Следующий код token_tree основан на классе prefix_tree из ZeroMQ
Класс prefix_tree возвращает «true» только в том случае, если один из префиксов дерева соответствует началу входного текста.Он даже не скажет вам, какой префикс или как долго этот префикс был.
Это token_tree будет искать самый длинный токен, который соответствует началу входного текста.Функция поиска token_tree_longest_token () должна только возвращать длину самого длинного токена, сопоставленного с началом входного текста.
Основной алгоритм аналогичен описанному в вопросе, но его реализация может быть быстрее.
Также есть несколько способов улучшить использование памяти, которые могли бы сделать это быстрее.
#include <stdint.h>
#include <stdlib.h>
/* #define TEST_TOKEN_TREE */
/*
* TODO: possible improvements, use multiple types of nodes: string/branch/leaf.
* The string node would replace a chain of normal token_nodes and save memory.
* This would require spliting a node to add branch points.
* Use these structs:
* struct token_node {
* uint32_t ref_count;
* uint8_t node_type; -- node is token_node_str/token_node_branch/token_node_leaf
* };
* struct token_node_str {
* token_node base;
* uint8_t reserved;
* uint16_t len; -- string length
* token_node *child; -- string nodes can only have one child.
* uint8_t str[0]; -- embedded string (not null-terminated)
* };
* struct token_node_branch {
* token_node base;
* uint8_t min; -- smallest char in child list.
* uint16_t count; -- child count.
* token_node *children[0];
* };
* struct token_node_leaf { -- leaf nodes have no children.
* token_node base;
* };
* This will save memory, but will make code much more complex.
*/
typedef struct token_tree token_tree;
typedef struct token_node token_node;
struct token_tree {
token_node *root; /**< root node of token tree. */
};
struct token_node {
uint32_t ref_count; /**< how many token references end at this node. */
uint8_t min; /**< smallest 'char' in children's list. */
uint8_t reserved; /**< padding. */
uint16_t count; /**< number of children. (max count = 256, so count must be 16bits) */
token_node *children[0]; /**< list of children nodes. index by (c - min) */
};
#define NODE_SIZE(count) (sizeof(token_node) + (sizeof(token_node *) * count))
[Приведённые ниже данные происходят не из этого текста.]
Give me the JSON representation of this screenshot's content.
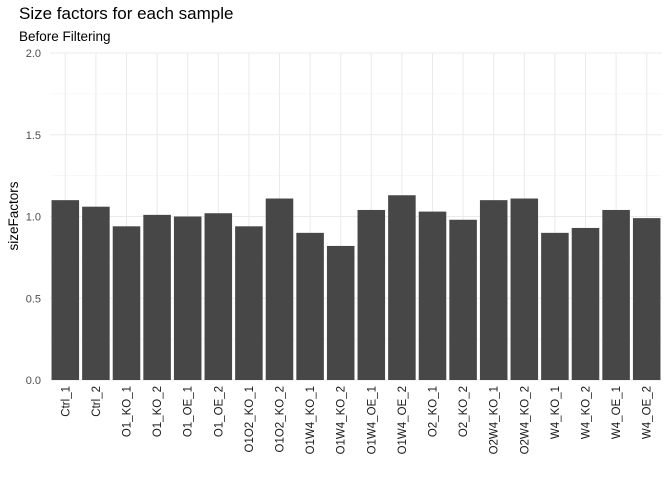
{
  "chart_data": {
    "type": "bar",
    "title": "Size factors for each sample",
    "subtitle": "Before Filtering",
    "xlabel": "",
    "ylabel": "sizeFactors",
    "ylim": [
      0,
      2.0
    ],
    "yticks": [
      "0.0",
      "0.5",
      "1.0",
      "1.5",
      "2.0"
    ],
    "ytick_values": [
      0,
      0.5,
      1.0,
      1.5,
      2.0
    ],
    "grid": true,
    "bar_color": "#474747",
    "categories": [
      "Ctrl_1",
      "Ctrl_2",
      "O1_KO_1",
      "O1_KO_2",
      "O1_OE_1",
      "O1_OE_2",
      "O1O2_KO_1",
      "O1O2_KO_2",
      "O1W4_KO_1",
      "O1W4_KO_2",
      "O1W4_OE_1",
      "O1W4_OE_2",
      "O2_KO_1",
      "O2_KO_2",
      "O2W4_KO_1",
      "O2W4_KO_2",
      "W4_KO_1",
      "W4_KO_2",
      "W4_OE_1",
      "W4_OE_2"
    ],
    "values": [
      1.1,
      1.06,
      0.94,
      1.01,
      1.0,
      1.02,
      0.94,
      1.11,
      0.9,
      0.82,
      1.04,
      1.13,
      1.03,
      0.98,
      1.1,
      1.11,
      0.9,
      0.93,
      1.04,
      0.99
    ]
  }
}
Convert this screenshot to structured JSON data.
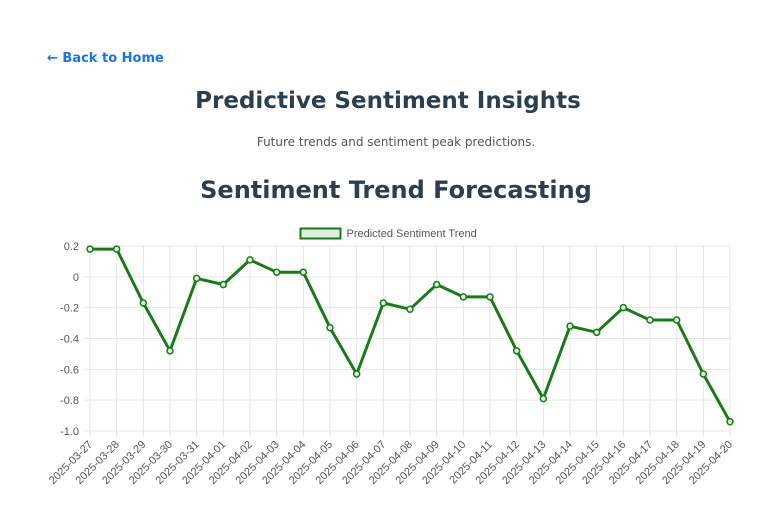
{
  "nav": {
    "back_label": "← Back to Home"
  },
  "header": {
    "title": "Predictive Sentiment Insights",
    "subtitle": "Future trends and sentiment peak predictions."
  },
  "chart_section": {
    "title": "Sentiment Trend Forecasting"
  },
  "colors": {
    "line": "#1a7a1a",
    "legend_fill": "#dcefdc",
    "grid": "#e6e6e6",
    "title": "#2c3e50",
    "link": "#1a73e8"
  },
  "chart_data": {
    "type": "line",
    "x": [
      "2025-03-27",
      "2025-03-28",
      "2025-03-29",
      "2025-03-30",
      "2025-03-31",
      "2025-04-01",
      "2025-04-02",
      "2025-04-03",
      "2025-04-04",
      "2025-04-05",
      "2025-04-06",
      "2025-04-07",
      "2025-04-08",
      "2025-04-09",
      "2025-04-10",
      "2025-04-11",
      "2025-04-12",
      "2025-04-13",
      "2025-04-14",
      "2025-04-15",
      "2025-04-16",
      "2025-04-17",
      "2025-04-18",
      "2025-04-19",
      "2025-04-20"
    ],
    "series": [
      {
        "name": "Predicted Sentiment Trend",
        "values": [
          0.18,
          0.18,
          -0.17,
          -0.48,
          -0.01,
          -0.05,
          0.11,
          0.03,
          0.03,
          -0.33,
          -0.63,
          -0.17,
          -0.21,
          -0.05,
          -0.13,
          -0.13,
          -0.48,
          -0.79,
          -0.32,
          -0.36,
          -0.2,
          -0.28,
          -0.28,
          -0.63,
          -0.94
        ]
      }
    ],
    "ylim": [
      -1.0,
      0.2
    ],
    "yticks": [
      "0.2",
      "0",
      "-0.2",
      "-0.4",
      "-0.6",
      "-0.8",
      "-1.0"
    ],
    "grid": true,
    "legend": "top-center"
  }
}
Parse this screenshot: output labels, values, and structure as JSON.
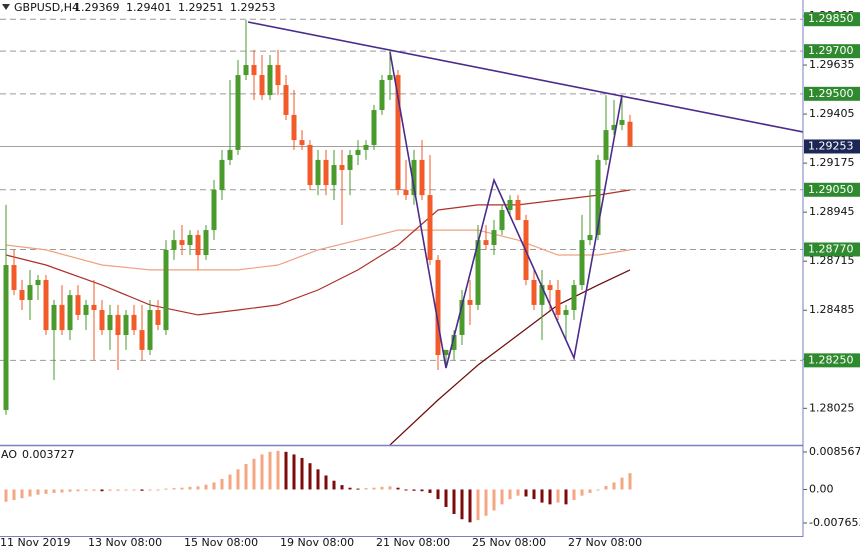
{
  "chart_data": [
    {
      "type": "candlestick",
      "title": "GBPUSD,H4",
      "categories": [
        "11 Nov 2019",
        null,
        null,
        null,
        null,
        null,
        null,
        null,
        null,
        null,
        null,
        "13 Nov 08:00",
        null,
        null,
        null,
        null,
        null,
        null,
        null,
        null,
        null,
        null,
        null,
        "15 Nov 08:00",
        null,
        null,
        null,
        null,
        null,
        null,
        null,
        null,
        null,
        null,
        null,
        "19 Nov 08:00",
        null,
        null,
        null,
        null,
        null,
        null,
        null,
        null,
        null,
        null,
        null,
        "21 Nov 08:00",
        null,
        null,
        null,
        null,
        null,
        null,
        null,
        null,
        null,
        null,
        null,
        "25 Nov 08:00",
        null,
        null,
        null,
        null,
        null,
        null,
        null,
        null,
        null,
        null,
        null,
        "27 Nov 08:00",
        null,
        null,
        null,
        null,
        null,
        null,
        null
      ],
      "ohlc": [
        [
          1.28017,
          1.28979,
          1.27994,
          1.28697
        ],
        [
          1.28697,
          1.28768,
          1.28556,
          1.2858
        ],
        [
          1.2858,
          1.28627,
          1.28486,
          1.28533
        ],
        [
          1.28533,
          1.28674,
          1.28439,
          1.28603
        ],
        [
          1.28603,
          1.2865,
          1.28533,
          1.28627
        ],
        [
          1.28627,
          1.2865,
          1.28369,
          1.28392
        ],
        [
          1.28392,
          1.28533,
          1.28158,
          1.2851
        ],
        [
          1.2851,
          1.28603,
          1.28369,
          1.28392
        ],
        [
          1.28392,
          1.2858,
          1.28345,
          1.28556
        ],
        [
          1.28556,
          1.28603,
          1.28439,
          1.28463
        ],
        [
          1.28463,
          1.28533,
          1.28392,
          1.2851
        ],
        [
          1.2851,
          1.28627,
          1.28252,
          1.28486
        ],
        [
          1.28486,
          1.28533,
          1.28369,
          1.28392
        ],
        [
          1.28392,
          1.2851,
          1.28299,
          1.28463
        ],
        [
          1.28463,
          1.2851,
          1.28205,
          1.28369
        ],
        [
          1.28369,
          1.28486,
          1.28299,
          1.28463
        ],
        [
          1.28463,
          1.2851,
          1.28369,
          1.28392
        ],
        [
          1.28392,
          1.2851,
          1.28252,
          1.28299
        ],
        [
          1.28299,
          1.28533,
          1.28275,
          1.28486
        ],
        [
          1.28486,
          1.28533,
          1.28392,
          1.28416
        ],
        [
          1.28392,
          1.28814,
          1.28369,
          1.28768
        ],
        [
          1.28768,
          1.28861,
          1.28721,
          1.28814
        ],
        [
          1.28814,
          1.28885,
          1.28744,
          1.28791
        ],
        [
          1.28791,
          1.28861,
          1.28744,
          1.28838
        ],
        [
          1.28838,
          1.28861,
          1.28674,
          1.28744
        ],
        [
          1.28744,
          1.28885,
          1.28721,
          1.28861
        ],
        [
          1.28861,
          1.29096,
          1.28814,
          1.29049
        ],
        [
          1.29049,
          1.29237,
          1.29002,
          1.2919
        ],
        [
          1.2919,
          1.29565,
          1.29166,
          1.29237
        ],
        [
          1.29237,
          1.29659,
          1.29213,
          1.29588
        ],
        [
          1.29588,
          1.29846,
          1.29565,
          1.29635
        ],
        [
          1.29635,
          1.29706,
          1.29471,
          1.29588
        ],
        [
          1.29588,
          1.29682,
          1.29471,
          1.29494
        ],
        [
          1.29494,
          1.29682,
          1.29471,
          1.29635
        ],
        [
          1.29635,
          1.29706,
          1.29494,
          1.29541
        ],
        [
          1.29541,
          1.29588,
          1.29377,
          1.29401
        ],
        [
          1.29401,
          1.29518,
          1.29237,
          1.29283
        ],
        [
          1.29283,
          1.2933,
          1.29237,
          1.2926
        ],
        [
          1.2926,
          1.29283,
          1.29049,
          1.29072
        ],
        [
          1.29072,
          1.29237,
          1.29025,
          1.2919
        ],
        [
          1.2919,
          1.29237,
          1.29025,
          1.29072
        ],
        [
          1.29072,
          1.29237,
          1.29002,
          1.29166
        ],
        [
          1.29166,
          1.29237,
          1.28885,
          1.29143
        ],
        [
          1.29143,
          1.29237,
          1.29025,
          1.29213
        ],
        [
          1.29213,
          1.29283,
          1.29166,
          1.29237
        ],
        [
          1.29237,
          1.29283,
          1.2919,
          1.2926
        ],
        [
          1.2926,
          1.29448,
          1.29237,
          1.29424
        ],
        [
          1.29424,
          1.29588,
          1.29401,
          1.29565
        ],
        [
          1.29565,
          1.29706,
          1.29471,
          1.29588
        ],
        [
          1.29588,
          1.29612,
          1.29025,
          1.29049
        ],
        [
          1.29049,
          1.2919,
          1.29002,
          1.29025
        ],
        [
          1.29025,
          1.29237,
          1.28979,
          1.2919
        ],
        [
          1.2919,
          1.29283,
          1.29002,
          1.29025
        ],
        [
          1.29025,
          1.29213,
          1.28697,
          1.28721
        ],
        [
          1.28721,
          1.28744,
          1.28205,
          1.28275
        ],
        [
          1.28275,
          1.28299,
          1.28228,
          1.28299
        ],
        [
          1.28299,
          1.28392,
          1.28252,
          1.28369
        ],
        [
          1.28369,
          1.2858,
          1.28322,
          1.28533
        ],
        [
          1.28533,
          1.28627,
          1.28416,
          1.2851
        ],
        [
          1.2851,
          1.28885,
          1.28486,
          1.28814
        ],
        [
          1.28814,
          1.28885,
          1.28768,
          1.28791
        ],
        [
          1.28791,
          1.28908,
          1.28744,
          1.28861
        ],
        [
          1.28861,
          1.28979,
          1.28838,
          1.28955
        ],
        [
          1.28955,
          1.29025,
          1.28932,
          1.29002
        ],
        [
          1.29002,
          1.29025,
          1.28908,
          1.28908
        ],
        [
          1.28908,
          1.28932,
          1.28603,
          1.28627
        ],
        [
          1.28627,
          1.28674,
          1.28486,
          1.2851
        ],
        [
          1.2851,
          1.28674,
          1.28345,
          1.28603
        ],
        [
          1.28603,
          1.28627,
          1.28486,
          1.2858
        ],
        [
          1.2858,
          1.28627,
          1.28439,
          1.28463
        ],
        [
          1.28463,
          1.2851,
          1.28345,
          1.28486
        ],
        [
          1.28486,
          1.28627,
          1.28439,
          1.28603
        ],
        [
          1.28603,
          1.28932,
          1.2858,
          1.28814
        ],
        [
          1.28814,
          1.29049,
          1.28791,
          1.28838
        ],
        [
          1.28838,
          1.29213,
          1.28814,
          1.2919
        ],
        [
          1.2919,
          1.29494,
          1.29166,
          1.2933
        ],
        [
          1.2933,
          1.29471,
          1.29307,
          1.29354
        ],
        [
          1.29354,
          1.29494,
          1.2933,
          1.29377
        ],
        [
          1.29369,
          1.29401,
          1.29251,
          1.29253
        ]
      ],
      "up_color": "#4a9a2c",
      "down_color": "#f25a2a",
      "xlim": [
        -0.75,
        99.625
      ],
      "ylim": [
        1.27853,
        1.2994
      ],
      "yticks": [
        1.29865,
        1.29635,
        1.29405,
        1.29175,
        1.28945,
        1.28715,
        1.28485,
        1.28255,
        1.28025
      ],
      "levels": [
        {
          "value": 1.2985,
          "label": "1.29850"
        },
        {
          "value": 1.297,
          "label": "1.29700"
        },
        {
          "value": 1.295,
          "label": "1.29500"
        },
        {
          "value": 1.2905,
          "label": "1.29050"
        },
        {
          "value": 1.2877,
          "label": "1.28770"
        },
        {
          "value": 1.2825,
          "label": "1.28250"
        }
      ],
      "level_color": "#2f8a2f",
      "current_price_color": "#1c2755",
      "moving_averages": [
        {
          "color": "#f2a07e",
          "x": [
            0,
            5,
            12,
            18,
            24,
            29,
            34,
            39,
            44,
            49,
            54,
            59,
            64,
            69,
            74,
            78
          ],
          "values": [
            1.28791,
            1.28768,
            1.28697,
            1.28674,
            1.28674,
            1.28674,
            1.28697,
            1.28768,
            1.28814,
            1.28861,
            1.28861,
            1.28861,
            1.28814,
            1.28744,
            1.28744,
            1.28768
          ]
        },
        {
          "color": "#b0302a",
          "x": [
            0,
            5,
            12,
            18,
            24,
            29,
            34,
            39,
            44,
            49,
            54,
            59,
            64,
            69,
            74,
            78
          ],
          "values": [
            1.28744,
            1.28697,
            1.28603,
            1.2851,
            1.28463,
            1.28486,
            1.2851,
            1.2858,
            1.28674,
            1.28791,
            1.28955,
            1.28979,
            1.28979,
            1.29002,
            1.29025,
            1.29049
          ]
        },
        {
          "color": "#6b0a0a",
          "x": [
            48,
            54,
            59,
            64,
            69,
            74,
            78
          ],
          "values": [
            1.27853,
            1.28064,
            1.28228,
            1.28369,
            1.2851,
            1.28603,
            1.28674
          ]
        }
      ],
      "trendlines": [
        {
          "color": "#4b2c8c",
          "x": [
            30.25,
            99.625
          ],
          "values": [
            1.29837,
            1.29321
          ]
        },
        {
          "color": "#4b2c8c",
          "x": [
            48,
            55,
            61,
            71,
            77
          ],
          "values": [
            1.29696,
            1.28214,
            1.29096,
            1.28261,
            1.29494
          ]
        }
      ]
    },
    {
      "type": "histogram",
      "title": "AO",
      "values": [
        -0.0028,
        -0.0024,
        -0.002,
        -0.0016,
        -0.0012,
        -0.001,
        -0.0008,
        -0.0007,
        -0.0005,
        -0.0004,
        -0.0003,
        -0.0003,
        -0.0004,
        -0.0003,
        -0.0003,
        -0.0002,
        -0.0002,
        -0.0003,
        -0.0002,
        -0.0001,
        0.0002,
        0.0003,
        0.0004,
        0.0006,
        0.0007,
        0.0011,
        0.0016,
        0.0024,
        0.0034,
        0.0046,
        0.0058,
        0.007,
        0.008,
        0.0086,
        0.0088,
        0.0086,
        0.008,
        0.0072,
        0.006,
        0.0046,
        0.0032,
        0.002,
        0.001,
        0.0004,
        0.0002,
        0.0003,
        0.0004,
        0.0006,
        0.0007,
        0.0004,
        0.0,
        -0.0003,
        -0.0004,
        -0.0008,
        -0.0022,
        -0.004,
        -0.0056,
        -0.0068,
        -0.0075,
        -0.007,
        -0.006,
        -0.0048,
        -0.0034,
        -0.0022,
        -0.0014,
        -0.0016,
        -0.0022,
        -0.003,
        -0.0034,
        -0.003,
        -0.0034,
        -0.0024,
        -0.0014,
        -0.0008,
        -0.0002,
        0.0008,
        0.0016,
        0.0027,
        0.003727
      ],
      "up_color": "#f4a582",
      "down_color": "#7d0a0a",
      "xlim": [
        -0.75,
        99.625
      ],
      "ylim": [
        -0.0104,
        0.0097
      ],
      "yticks": [
        0.008567,
        {
          "value": 0,
          "label": "0.00"
        },
        -0.007653
      ]
    }
  ]
}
static token_node *token_node_new(uint16_t count) {
token_node *node = calloc(1, NODE_SIZE(count));
node->count = count;
return node;
}
static void token_node_build_chain(token_node **pnode, const uint8_t *token, size_t len) {
token_node *node;
do {
/* the last node in the chain will have no children. */
node = token_node_new((len == 0) ? 0 : 1);
*pnode = node; /* add node to slot in parent's children list. */
if(len == 0) break;
/* new node will have one child. */
node->min = *token;
node->count = 1;
/* slot where next node will be saved. */
pnode = &(node->children[0]);
/* consume char. */
token++;
len--;
} while(1);
/* mark last node as end of a valid token. */
node->ref_count++;
}
static void token_node_free(token_node *node) {
uint32_t i;
uint32_t count = node->count;
/* free children nodes. */
for(i=0; i < count; i++) {
if(node->children[i]) token_node_free(node->children[i]);
}
free(node);
}
static void token_node_grow(token_node **pnode, uint8_t c) {
token_node *node = *pnode;
token_node **children;
uint8_t old_min = node->min;
uint16_t old_count = node->count;
uint32_t i;
uint8_t min;
uint16_t count;
if(c < old_min) {
min = c;
count = old_count + (old_min - min);
} else {
if(old_count == 0) {
/* the list was empty, so this is the first char. */
old_min = c;
}
min = old_min;
c -= old_min;
if(c < old_count) {
/* don't need to grow. */
return;
}
count = c + 1;
}
node = realloc(node, NODE_SIZE(count));
*pnode = node;
children = node->children;
/* if the 'min' value changed, then we need to move all the old slots up. */
if(old_min != min) {
uint32_t diff = old_min - min;
for(i=count-1; i >= diff; i--) {
children[i] = children[i - diff];
}
/* null new slots at start of children list. */
for(i=0; i < diff; i++) {
children[i] = NULL;
}
} else {
/* null new slots at end of children list. */
for(i=old_count; i < count; i++) {
children[i] = NULL;
}
}
node->min = min;
node->count = count;
}
static token_node **token_node_find_last_node(token_node **pnode, const uint8_t **ptoken, size_t *plen) {
const uint8_t *token = *ptoken;
size_t len = *plen;
uint32_t c;
token_node *node = *pnode;
while(node && len) {
/* next char. */
c = (*token);
/* if c < node->min, then it will underflow and be > node->count. */
c -= node->min;
/* make sure c is in range. */
if(c >= node->count) {
/*
* NOTE: we don't consume this char and "*pnode" will not be null.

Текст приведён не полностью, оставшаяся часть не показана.